À mon avis, il ne fait aucun doute que dans ces circonstances, mes collègues et moi, en tenant compte de l'avis de l'intimé, aurions entendu des arguments concernant l'utilisation de l'autorité en vertu de Section 216 30Le droit de procédure pénaleet au mieux condamner le demandeur pour l'infraction d'agression.
De plus, même au cours de la procédure comme en pratique – la remise d'un avis au nom de la défenderesse environ une semaine plus tard – mais en supposant qu'il n'y aurait pas eu d'erreur dans la compréhension de la position de la défenderesse dans son avis du 26 septembre 2024, je peux témoigner que je n'aurais pas rejoint le jugement condamnant la requérante pour des infractions frauduleuses de viol après que la défenderesse ait retiré sa demande de condamnation pour cette infraction.

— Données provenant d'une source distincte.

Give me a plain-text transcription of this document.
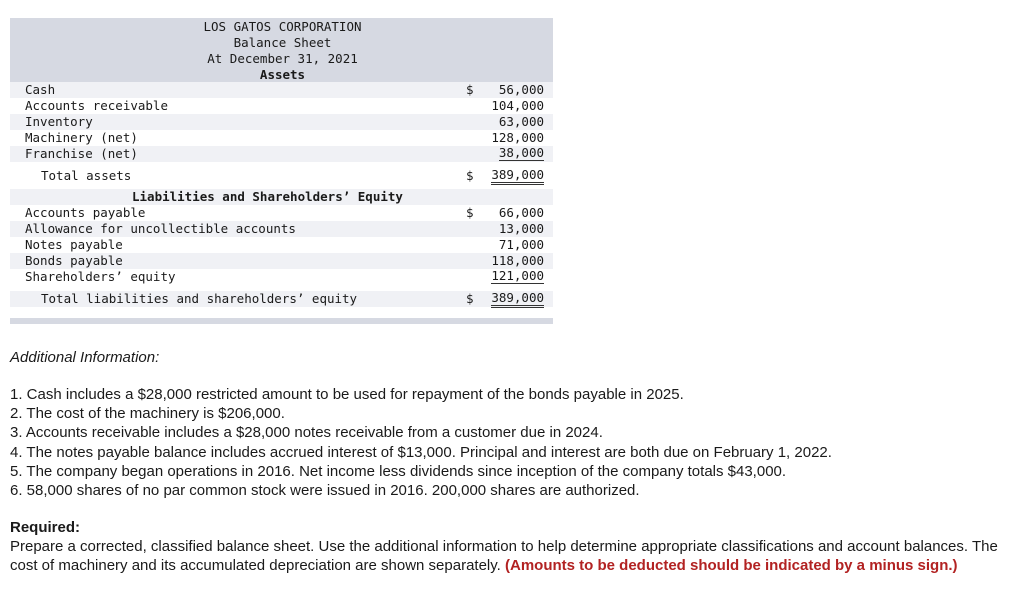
LOS GATOS CORPORATION
Balance Sheet
At December 31, 2021
Assets
Cash	$ 56,000
Accounts receivable	104,000
Inventory	63,000
Machinery (net)	128,000
Franchise (net)	38,000
Total assets	$ 389,000
Liabilities and Shareholders’ Equity
Accounts payable	$ 66,000
Allowance for uncollectible accounts	13,000
Notes payable	71,000
Bonds payable	118,000
Shareholders’ equity	121,000
Total liabilities and shareholders’ equity	$ 389,000
Additional Information:
1. Cash includes a $28,000 restricted amount to be used for repayment of the bonds payable in 2025.
2. The cost of the machinery is $206,000.
3. Accounts receivable includes a $28,000 notes receivable from a customer due in 2024.
4. The notes payable balance includes accrued interest of $13,000. Principal and interest are both due on February 1, 2022.
5. The company began operations in 2016. Net income less dividends since inception of the company totals $43,000.
6. 58,000 shares of no par common stock were issued in 2016. 200,000 shares are authorized.
Required:
Prepare a corrected, classified balance sheet. Use the additional information to help determine appropriate classifications and account balances. The cost of machinery and its accumulated depreciation are shown separately. (Amounts to be deducted should be indicated by a minus sign.)
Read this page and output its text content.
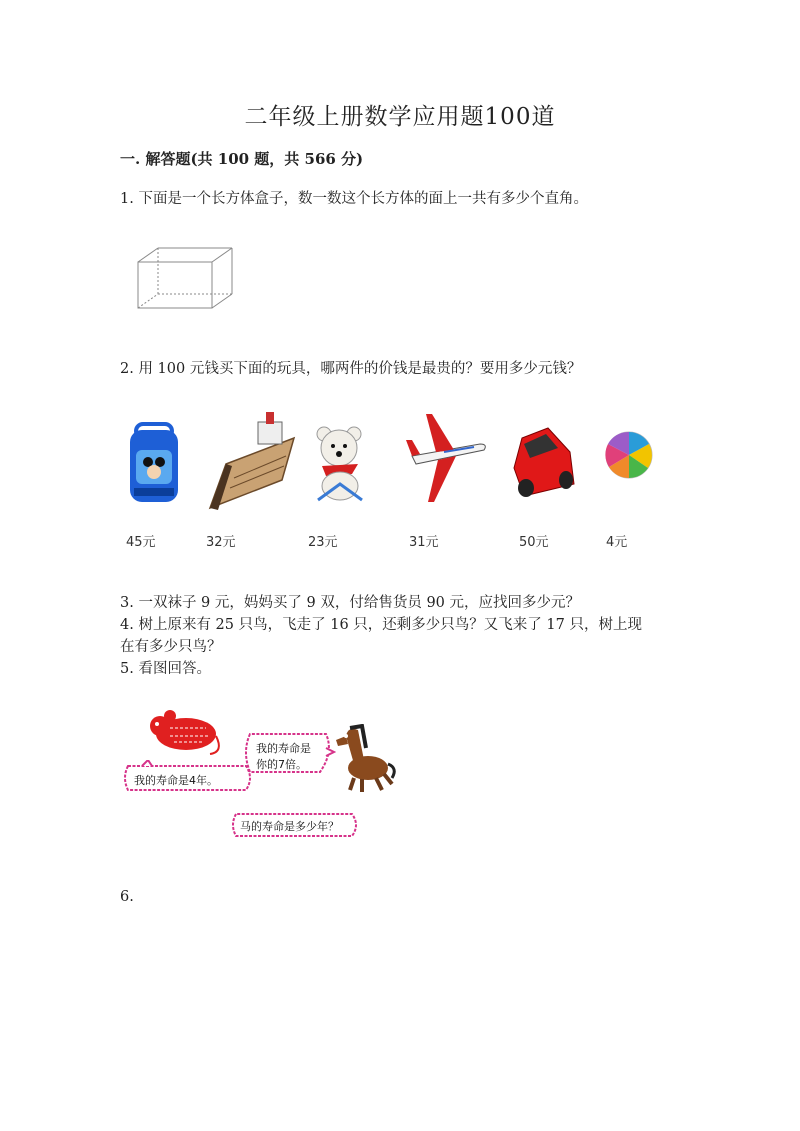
二年级上册数学应用题100道
一. 解答题(共 100 题，共 566 分)
1. 下面是一个长方体盒子，数一数这个长方体的面上一共有多少个直角。
2. 用 100 元钱买下面的玩具，哪两件的价钱是最贵的？要用多少元钱？
45元	32元	23元	31元	50元	4元
3. 一双袜子 9 元，妈妈买了 9 双，付给售货员 90 元，应找回多少元？
4. 树上原来有 25 只鸟，飞走了 16 只，还剩多少只鸟？又飞来了 17 只，树上现
在有多少只鸟？
5. 看图回答。
我的寿命是4年。
我的寿命是
你的7倍。
马的寿命是多少年？
6.
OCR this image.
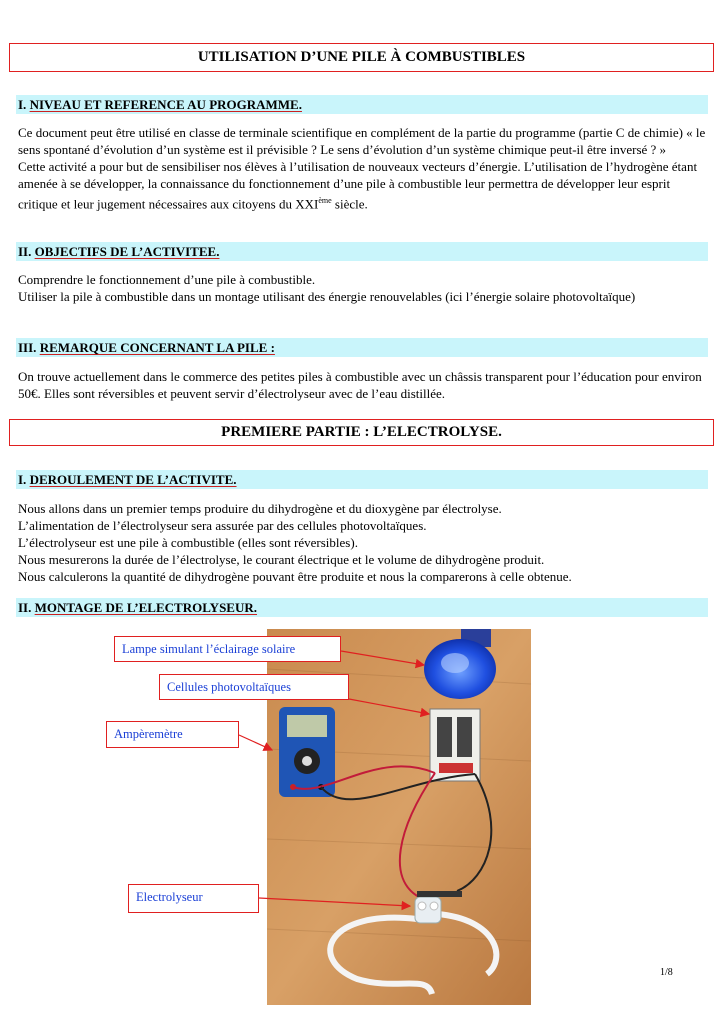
UTILISATION D’UNE PILE À COMBUSTIBLES
I. NIVEAU ET REFERENCE AU PROGRAMME.

Ce document peut être utilisé en classe de terminale scientifique en complément de la partie du programme (partie C de chimie) « le sens spontané d’évolution d’un système est il prévisible ? Le sens d’évolution d’un système chimique peut-il être inversé ? »

Cette activité a pour but de sensibiliser nos élèves à l’utilisation de nouveaux vecteurs d’énergie. L’utilisation de l’hydrogène étant amenée à se développer, la connaissance du fonctionnement d’une pile à combustible leur permettra de développer leur esprit critique et leur jugement nécessaires aux citoyens du XXIème siècle.

II. OBJECTIFS DE L’ACTIVITEE.

Comprendre le fonctionnement d’une pile à combustible.

Utiliser la pile à combustible dans un montage utilisant des énergie renouvelables (ici l’énergie solaire photovoltaïque)

III. REMARQUE CONCERNANT LA PILE :

On trouve actuellement dans le commerce des petites piles à combustible avec un châssis transparent pour l’éducation pour environ 50€. Elles sont réversibles et peuvent servir d’électrolyseur avec de l’eau distillée.

PREMIERE PARTIE : L’ELECTROLYSE.
I. DEROULEMENT DE L’ACTIVITE.

Nous allons dans un premier temps produire du dihydrogène et du dioxygène par électrolyse.

L’alimentation de l’électrolyseur sera assurée par des cellules photovoltaïques.

L’électrolyseur est une pile à combustible (elles sont réversibles).

Nous mesurerons la durée de l’électrolyse, le courant électrique et le volume de dihydrogène produit.

Nous calculerons la quantité de dihydrogène pouvant être produite et nous la comparerons à celle obtenue.

II. MONTAGE DE L’ELECTROLYSEUR.
Lampe simulant l’éclairage solaire
Cellules photovoltaïques
Ampèremètre
Electrolyseur
1/8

Quelles que soient les circonstances, ma position est que nous devrions aspirer à un résultat qui annule la condamnation du demandeur pour les infractions de viol frauduleux.
- Mes collègues, le juge Stein et le juge Y. Elron, qui ont rejoint son opinion, estiment que la requête devant nous doit être rejetée, tout en laissant le jugement en appel en suspension. Leur position, en essence, repose sur l'idée qu'au final, et malgré la mauvaise interprétation de la position de l'intimé, la condamnation du demandeur pour des infractions de viol frauduleux est fondée sur la loi ; Étant donné que la cour d'appel a le pouvoir de condamner le demandeur pour les infractions de viol frauduleux malgré le retrait de la demande de condamnation par l'intimé pour ces infractions ; et l'opinion selon laquelle cette autorité doit être exercée dans notre affaire.
Mon opinion n'est pas la même que celle de mes collègues, mais avant d'exposer mon opinion, je voudrais retirer du chapitre deux arguments que le demandeur a répétés à plusieurs reprises, et qui, à mon avis, n'ont aucun fondement :
La première - L'argument selon lequel le défendeur a retiré l'appel. Comme l'a affirmé l'intimé et comme mon collègue l'a souligné, le juge א' שטיין, l'intimé a rétracté sa demande, qui était la base de l'appel qu'il avait déposé, de condamner le demandeur pour les infractions dont il était accusé dans l'acte d'accusation, mais a en même temps cherché à le condamner pour une autre infraction, et ce, dans le cadre de l'appel qu'elle avait déposé. La conclusion claire est que la défenderesse n'a pas retiré l'appel, ce qui était déjà évident dans son avis du 26 septembre 2024 (ce qui, selon la requérante, constitue un retrait de l'appel). En même temps, je note que je ne vois pas de place pour rejoindre la critique sévère, selon mon collègue, concernant la simple formulation de ledit argument, et contre l'avocat du demandeur qui l'a soulevé.